Ya había indicios de que los perros, como muchos animales, y tal vez incluso los humanos, pueden percibir el campo magnético de la Tierra. En 2013, científicos de la Universidad Checa de Ciencias de la Vida de Praga mostraron que los perros tienden a orientarse de norte a sur mientras orinan o defecan. Debido a que este comportamiento está involucrado en marcar y reconocer el territorio, Burda razonó que la alineación ayuda a los perros a determinar la ubicación en relación con otros puntos.

En el nuevo estudio, colocaron cámaras de video y rastreadores GPS en cuatro perros y se los llevaron de excursión al bosque. Las pistas de GPS mostraron dos tipos de comportamiento durante sus recorridos de regreso al lugar donde estaban sus propietarios (ver el mapa a continuación). En uno, denominado seguimiento, un perro volvería sobre su ruta original, presumiblemente siguiendo el rastro del olor. En el otro comportamiento, llamado exploración, el perro volvería a lo largo de una ruta completamente nueva,  sin retroceder.

Al analizar los datos, observaron que en medio de una carrera de exploración, el perro se detenía y corría unos 20 metros a lo largo de un eje norte-sur   antes de comenzar a moverse hacia atrás.
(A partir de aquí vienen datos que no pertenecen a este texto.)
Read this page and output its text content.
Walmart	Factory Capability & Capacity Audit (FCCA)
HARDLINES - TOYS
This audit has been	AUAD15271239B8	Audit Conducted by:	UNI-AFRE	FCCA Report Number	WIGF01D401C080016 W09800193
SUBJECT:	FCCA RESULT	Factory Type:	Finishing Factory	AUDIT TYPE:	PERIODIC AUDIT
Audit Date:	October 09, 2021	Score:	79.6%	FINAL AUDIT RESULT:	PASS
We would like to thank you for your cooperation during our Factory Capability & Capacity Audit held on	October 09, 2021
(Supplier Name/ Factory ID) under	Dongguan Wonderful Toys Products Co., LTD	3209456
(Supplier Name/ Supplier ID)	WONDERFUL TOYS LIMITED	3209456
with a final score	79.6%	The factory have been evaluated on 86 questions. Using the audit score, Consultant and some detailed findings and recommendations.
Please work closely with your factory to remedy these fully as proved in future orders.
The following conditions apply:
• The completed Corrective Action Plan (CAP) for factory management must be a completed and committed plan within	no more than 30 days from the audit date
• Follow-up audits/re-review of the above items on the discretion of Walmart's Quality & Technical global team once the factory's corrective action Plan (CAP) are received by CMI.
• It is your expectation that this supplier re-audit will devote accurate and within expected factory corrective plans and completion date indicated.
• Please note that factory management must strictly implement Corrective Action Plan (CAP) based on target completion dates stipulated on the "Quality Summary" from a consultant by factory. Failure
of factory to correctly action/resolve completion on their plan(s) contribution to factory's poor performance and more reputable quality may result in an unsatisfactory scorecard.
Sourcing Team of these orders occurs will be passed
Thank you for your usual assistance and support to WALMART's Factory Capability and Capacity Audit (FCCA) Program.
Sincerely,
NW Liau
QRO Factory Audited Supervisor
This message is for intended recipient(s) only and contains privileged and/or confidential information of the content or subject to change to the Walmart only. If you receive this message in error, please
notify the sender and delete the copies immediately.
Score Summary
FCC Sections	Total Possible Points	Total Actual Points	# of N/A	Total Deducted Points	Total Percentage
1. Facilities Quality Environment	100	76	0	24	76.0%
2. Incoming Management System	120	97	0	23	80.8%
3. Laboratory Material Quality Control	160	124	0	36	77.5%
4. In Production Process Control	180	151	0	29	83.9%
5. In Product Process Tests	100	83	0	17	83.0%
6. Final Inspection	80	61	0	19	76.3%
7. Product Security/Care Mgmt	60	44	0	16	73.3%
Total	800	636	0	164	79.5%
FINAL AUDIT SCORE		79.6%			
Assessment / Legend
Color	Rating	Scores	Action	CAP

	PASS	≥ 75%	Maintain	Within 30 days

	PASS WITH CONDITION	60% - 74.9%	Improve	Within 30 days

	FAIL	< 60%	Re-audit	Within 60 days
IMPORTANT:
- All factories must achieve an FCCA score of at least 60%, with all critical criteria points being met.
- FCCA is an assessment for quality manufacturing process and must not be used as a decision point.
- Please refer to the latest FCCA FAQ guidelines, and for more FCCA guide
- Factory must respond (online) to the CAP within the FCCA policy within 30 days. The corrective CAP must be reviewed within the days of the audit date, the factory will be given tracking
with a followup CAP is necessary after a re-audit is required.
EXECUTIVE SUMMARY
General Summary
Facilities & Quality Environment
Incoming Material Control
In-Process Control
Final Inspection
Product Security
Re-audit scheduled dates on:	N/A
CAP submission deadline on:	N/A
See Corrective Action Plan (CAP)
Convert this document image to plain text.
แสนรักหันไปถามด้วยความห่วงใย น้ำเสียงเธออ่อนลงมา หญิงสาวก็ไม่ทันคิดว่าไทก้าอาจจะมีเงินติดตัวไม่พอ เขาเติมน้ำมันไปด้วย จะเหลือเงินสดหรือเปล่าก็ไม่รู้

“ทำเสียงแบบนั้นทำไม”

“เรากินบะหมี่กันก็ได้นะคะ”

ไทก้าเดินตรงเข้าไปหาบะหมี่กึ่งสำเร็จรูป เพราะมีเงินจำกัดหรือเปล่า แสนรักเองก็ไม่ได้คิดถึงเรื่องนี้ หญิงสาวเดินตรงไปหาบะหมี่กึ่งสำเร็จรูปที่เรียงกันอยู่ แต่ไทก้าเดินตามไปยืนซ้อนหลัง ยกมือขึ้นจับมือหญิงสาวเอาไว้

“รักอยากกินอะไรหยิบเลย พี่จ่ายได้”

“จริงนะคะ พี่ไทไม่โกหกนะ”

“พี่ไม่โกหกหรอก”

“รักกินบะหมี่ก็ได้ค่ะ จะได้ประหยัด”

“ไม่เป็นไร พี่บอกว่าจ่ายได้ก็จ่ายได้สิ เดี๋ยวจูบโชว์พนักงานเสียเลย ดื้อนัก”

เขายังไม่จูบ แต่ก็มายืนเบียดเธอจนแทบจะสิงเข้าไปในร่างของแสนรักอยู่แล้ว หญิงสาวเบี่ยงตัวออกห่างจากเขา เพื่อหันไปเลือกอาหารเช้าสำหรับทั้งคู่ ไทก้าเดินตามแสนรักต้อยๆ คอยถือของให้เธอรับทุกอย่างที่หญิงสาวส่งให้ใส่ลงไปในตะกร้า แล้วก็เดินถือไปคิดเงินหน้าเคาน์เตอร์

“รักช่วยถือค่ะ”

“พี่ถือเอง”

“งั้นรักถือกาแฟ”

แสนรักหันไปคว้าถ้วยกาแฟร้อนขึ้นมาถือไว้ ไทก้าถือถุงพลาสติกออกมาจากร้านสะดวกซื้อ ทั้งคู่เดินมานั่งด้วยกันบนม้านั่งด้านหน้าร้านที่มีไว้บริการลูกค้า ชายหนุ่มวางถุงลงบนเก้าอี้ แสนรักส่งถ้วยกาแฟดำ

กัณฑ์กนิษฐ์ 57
Esos recorridos cortos parecían una alineación a lo largo del campo magnético terrestre.

Así que Benediktová y Burda ampliaron el proyecto, soltando 27 perros en varios cientos de viajes durante 3 años.

Los investigadores observaron de cerca 223 casos de carreras de exploración, en los que los perros recorrieron un promedio de 1.1 kilómetros a su regreso. En 170 de estos viajes,  los perros se detuvieron antes de regresar y correr unos 20 metros a lo largo de un eje norte-sur . Cuando los animales hicieron esto, tendieron a volver al dueño por una ruta más directa que cuando no lo hicieron, informan los autores en  eLife.

Siempre que fue posible, se llevó a un perro a una parte de un bosque en el que nunca había estado, por lo que no podía confiar en puntos de referencia familiares.  El olor tampoco parecía jugar un papel, porque el viento rara vez soplaba del dueño hacia el perro cuando regresaba.